This log continues after 11. Design of the bit extraction circuit has stopped.
The last log 4. Tiling explains why the tiles are limited to 8×8, this keeps the highest luma values under 64K. We can work with a 32-bits processor
We also know that the direction of the shift must be reversed (in MSB order) to prevent nasty corner cases encountered in the original code.
The chosen approach is:
- rough (8- and 16-bits granularity) on the "stream" side (the network or filesystem)
- fine granularity (up to 16 bits shifted by 0-31 bits) for the encoder/decoder side
It should be both easy to implement with code and logic gates, in particular the byte/word insertion and extraction can be limited to a single location, which simplifies some of the circuitry (but adds one cycle of delay for the very first cycle).
The source and sink sides can work with a 16-bits wide shift register that can shift up to 32 positions (that's 4 MUX2 layers of 16 bits, at most 128 gates)
The type of truncated binary code is "phase-out", which is reversed phase-in where the lower value range uses one more bit.
The encoder starts to put the first VLC at the "top" of the shift register. More VLC are added, at decreasing indices, until at least 16 bits have been written to the shift register. The top half of the register is then sent to the receiver, then the lower half is copied to the top half.
At the receiving end, the shift register is filled with the 2 first 16-bits words, then starts to read the bit fields starting from the MSB. When more than 16 bits have been read, the shift register is shifted by 16 bits (the lower half overwrites the higher half) then the lower half is read from the stream of words.
Working with a given word size, I realise that one bit can be saved.
For 16-bits words, the register needs only 31 bits because the word can only be shifted by 15, the 16th is no-shift.
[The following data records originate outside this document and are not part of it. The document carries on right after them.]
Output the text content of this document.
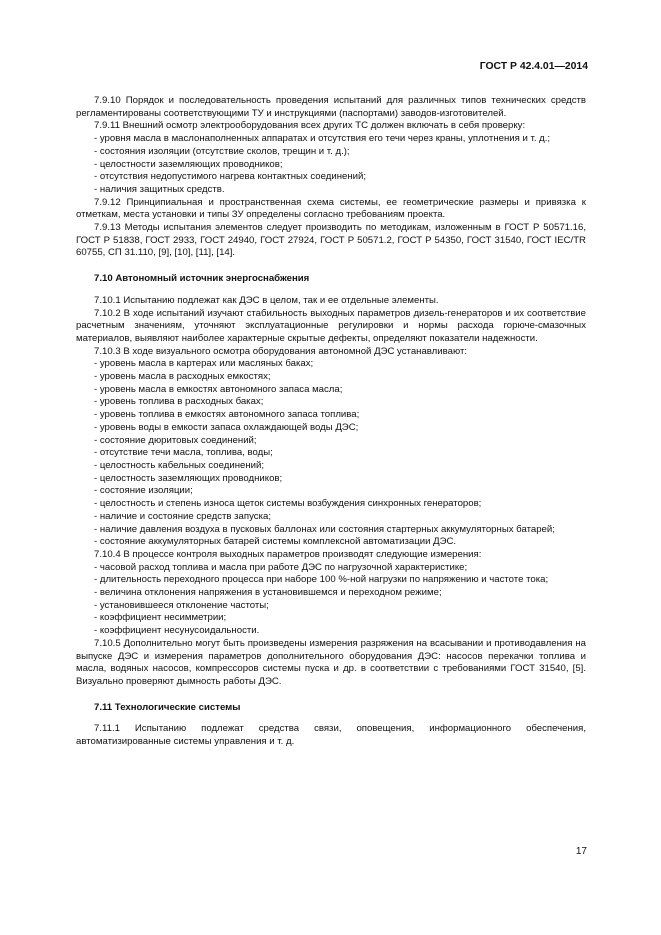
ГОСТ Р 42.4.01—2014

7.9.10 Порядок и последовательность проведения испытаний для различных типов технических средств регламентированы соответствующими ТУ и инструкциями (паспортами) заводов-изготовителей.

7.9.11 Внешний осмотр электрооборудования всех других ТС должен включать в себя проверку:

- уровня масла в маслонаполненных аппаратах и отсутствия его течи через краны, уплотнения и т. д.;

- состояния изоляции (отсутствие сколов, трещин и т. д.);

- целостности заземляющих проводников;

- отсутствия недопустимого нагрева контактных соединений;

- наличия защитных средств.

7.9.12 Принципиальная и пространственная схема системы, ее геометрические размеры и привязка к отметкам, места установки и типы ЗУ определены согласно требованиям проекта.

7.9.13 Методы испытания элементов следует производить по методикам, изложенным в ГОСТ Р 50571.16, ГОСТ Р 51838, ГОСТ 2933, ГОСТ 24940, ГОСТ 27924, ГОСТ Р 50571.2, ГОСТ Р 54350, ГОСТ 31540, ГОСТ IEC/TR 60755, СП 31.110, [9], [10], [11], [14].

7.10 Автономный источник энергоснабжения

7.10.1 Испытанию подлежат как ДЭС в целом, так и ее отдельные элементы.

7.10.2 В ходе испытаний изучают стабильность выходных параметров дизель-генераторов и их соответствие расчетным значениям, уточняют эксплуатационные регулировки и нормы расхода горюче-смазочных материалов, выявляют наиболее характерные скрытые дефекты, определяют показатели надежности.

7.10.3 В ходе визуального осмотра оборудования автономной ДЭС устанавливают:

- уровень масла в картерах или масляных баках;

- уровень масла в расходных емкостях;

- уровень масла в емкостях автономного запаса масла;

- уровень топлива в расходных баках;

- уровень топлива в емкостях автономного запаса топлива;

- уровень воды в емкости запаса охлаждающей воды ДЭС;

- состояние дюритовых соединений;

- отсутствие течи масла, топлива, воды;

- целостность кабельных соединений;

- целостность заземляющих проводников;

- состояние изоляции;

- целостность и степень износа щеток системы возбуждения синхронных генераторов;

- наличие и состояние средств запуска;

- наличие давления воздуха в пусковых баллонах или состояния стартерных аккумуляторных батарей;

- состояние аккумуляторных батарей системы комплексной автоматизации ДЭС.

7.10.4 В процессе контроля выходных параметров производят следующие измерения:

- часовой расход топлива и масла при работе ДЭС по нагрузочной характеристике;

- длительность переходного процесса при наборе 100 %-ной нагрузки по напряжению и частоте тока;

- величина отклонения напряжения в установившемся и переходном режиме;

- установившееся отклонение частоты;

- коэффициент несимметрии;

- коэффициент несунусоидальности.

7.10.5 Дополнительно могут быть произведены измерения разряжения на всасывании и противодавления на выпуске ДЭС и измерения параметров дополнительного оборудования ДЭС: насосов перекачки топлива и масла, водяных насосов, компрессоров системы пуска и др. в соответствии с требованиями ГОСТ 31540, [5]. Визуально проверяют дымность работы ДЭС.

7.11 Технологические системы

7.11.1 Испытанию подлежат средства связи, оповещения, информационного обеспечения, автоматизированные системы управления и т. д.

17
So the counter goes from 31 (shift register empty) down to 0 ("flush the high word, man !") and the lower half has only 15 bits instead of 16.
In hardware, the shift counter might even be stored as only 4 bits, while the subtraction would use 5 bits to detect the overflow (which triggers the emission of the word), just like a pulse-density (sigma-delta) modulator...
test-bitstream.html contains a simple test for the encoder and decoder, without the phase-out part.
I must design the phase-out code then rewrite the routines in C.